Another key factor in his background that should equip him to navigate the
minefield of race and politics in the language debate is his time at the
University of the Western Cape (UWC). As a student there he was active in
the SRC, and his CV notes his leadership role during the 1976 Soweto
uprising. It was also at UWC that he completed his bachelors, masters and
doctoral degrees, all in theology. He became dean of UWCs religion and
theology faculty in 1999, before joining Stellenbosch in 2002 as professor
of theology. For the past four years he has been deputy vice-chancellor.

Acutely aware of being Stellenbosch's first black vice-chancellor, he talks
of being dissatisfied with an institutional culture that is not welcoming
to blacks. I intend to tackle the existing dominant culture to make it
more inclusive, he says.
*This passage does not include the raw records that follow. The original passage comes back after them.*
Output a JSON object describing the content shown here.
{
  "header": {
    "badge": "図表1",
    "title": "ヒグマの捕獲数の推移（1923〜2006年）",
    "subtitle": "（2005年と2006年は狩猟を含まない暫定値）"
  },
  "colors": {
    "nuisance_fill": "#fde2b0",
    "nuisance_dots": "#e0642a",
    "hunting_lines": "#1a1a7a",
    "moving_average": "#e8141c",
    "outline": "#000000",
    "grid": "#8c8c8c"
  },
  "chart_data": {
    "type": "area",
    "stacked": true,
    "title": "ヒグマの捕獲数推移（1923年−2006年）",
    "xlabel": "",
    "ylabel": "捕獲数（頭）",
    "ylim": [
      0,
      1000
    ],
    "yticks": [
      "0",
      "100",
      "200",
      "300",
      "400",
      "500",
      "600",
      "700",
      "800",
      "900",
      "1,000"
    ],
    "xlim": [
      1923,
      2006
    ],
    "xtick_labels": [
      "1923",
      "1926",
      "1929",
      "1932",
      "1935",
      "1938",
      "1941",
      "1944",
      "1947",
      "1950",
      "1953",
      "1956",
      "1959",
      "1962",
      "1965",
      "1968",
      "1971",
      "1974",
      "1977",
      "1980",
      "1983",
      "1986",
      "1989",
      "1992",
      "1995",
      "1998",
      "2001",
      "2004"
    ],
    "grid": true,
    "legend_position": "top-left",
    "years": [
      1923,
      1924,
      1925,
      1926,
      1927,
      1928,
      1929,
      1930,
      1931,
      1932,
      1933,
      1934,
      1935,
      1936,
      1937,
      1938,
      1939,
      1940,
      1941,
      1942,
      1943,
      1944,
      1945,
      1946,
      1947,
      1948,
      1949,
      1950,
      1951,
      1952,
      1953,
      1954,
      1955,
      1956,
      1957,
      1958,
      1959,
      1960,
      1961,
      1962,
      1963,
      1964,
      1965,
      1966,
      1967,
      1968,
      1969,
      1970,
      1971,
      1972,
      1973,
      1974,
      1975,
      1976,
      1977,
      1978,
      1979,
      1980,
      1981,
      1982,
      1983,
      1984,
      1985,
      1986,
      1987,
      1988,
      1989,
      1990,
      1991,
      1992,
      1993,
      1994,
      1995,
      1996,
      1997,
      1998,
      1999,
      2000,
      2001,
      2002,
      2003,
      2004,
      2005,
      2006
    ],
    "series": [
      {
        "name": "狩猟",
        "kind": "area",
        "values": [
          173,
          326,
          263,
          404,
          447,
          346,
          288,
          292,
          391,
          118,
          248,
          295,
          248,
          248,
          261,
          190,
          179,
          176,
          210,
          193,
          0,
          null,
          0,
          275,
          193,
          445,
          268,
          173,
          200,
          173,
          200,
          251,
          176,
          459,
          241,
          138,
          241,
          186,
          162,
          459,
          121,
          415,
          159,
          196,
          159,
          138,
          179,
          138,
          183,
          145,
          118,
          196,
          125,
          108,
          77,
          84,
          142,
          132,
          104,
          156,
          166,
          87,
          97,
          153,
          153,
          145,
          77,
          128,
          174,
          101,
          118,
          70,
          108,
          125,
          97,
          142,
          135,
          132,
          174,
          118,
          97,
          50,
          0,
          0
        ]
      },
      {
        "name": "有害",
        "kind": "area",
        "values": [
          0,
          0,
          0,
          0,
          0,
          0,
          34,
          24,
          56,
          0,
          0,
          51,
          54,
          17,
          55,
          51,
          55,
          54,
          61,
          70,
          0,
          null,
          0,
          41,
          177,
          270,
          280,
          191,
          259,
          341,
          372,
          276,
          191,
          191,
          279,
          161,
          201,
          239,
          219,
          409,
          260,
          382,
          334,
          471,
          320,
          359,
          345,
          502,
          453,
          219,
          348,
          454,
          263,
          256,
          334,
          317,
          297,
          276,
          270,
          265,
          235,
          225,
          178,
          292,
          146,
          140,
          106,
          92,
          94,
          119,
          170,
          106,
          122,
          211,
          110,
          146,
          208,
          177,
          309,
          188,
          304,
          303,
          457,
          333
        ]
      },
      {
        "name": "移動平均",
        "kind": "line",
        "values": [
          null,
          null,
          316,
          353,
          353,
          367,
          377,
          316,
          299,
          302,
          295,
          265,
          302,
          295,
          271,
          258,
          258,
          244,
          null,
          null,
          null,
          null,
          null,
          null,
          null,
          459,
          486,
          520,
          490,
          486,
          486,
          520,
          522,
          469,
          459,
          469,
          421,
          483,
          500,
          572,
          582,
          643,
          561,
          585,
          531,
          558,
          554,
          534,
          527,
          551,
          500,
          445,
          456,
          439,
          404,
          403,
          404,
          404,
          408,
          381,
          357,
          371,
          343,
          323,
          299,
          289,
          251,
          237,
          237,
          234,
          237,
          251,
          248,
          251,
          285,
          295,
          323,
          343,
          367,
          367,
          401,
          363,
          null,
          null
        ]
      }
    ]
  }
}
This is likely to be only one of many uphill
struggles: currently 72% of students are white and only 14% coloured, 12%
African and 0,02% Indian.  The academic staff profile is even more
lopsided -- 86% white, 8% coloured, 2,6% African and 1,4% Indian. Says
Botman: We have to address black despair regarding higher education -- its
not an obvious choice for significant numbers, partly for financial
reasons and partly because black pupils often don't take school subjects
that get them into university. One of his first moves will be to establish
a first-year academy next year to identify those who are academically
vulnerable because of their disadvantaged backgrounds.

But for now the language debate looms. Whether in hope or in faith, he
observes: There must be a rational way to resolve it, as with any other
issue about university policy. And then, laughing: Academics are supposed
to be rational -- thats why they're there. He must be hoping that God is
holding his wheelbarrow very steady indeed.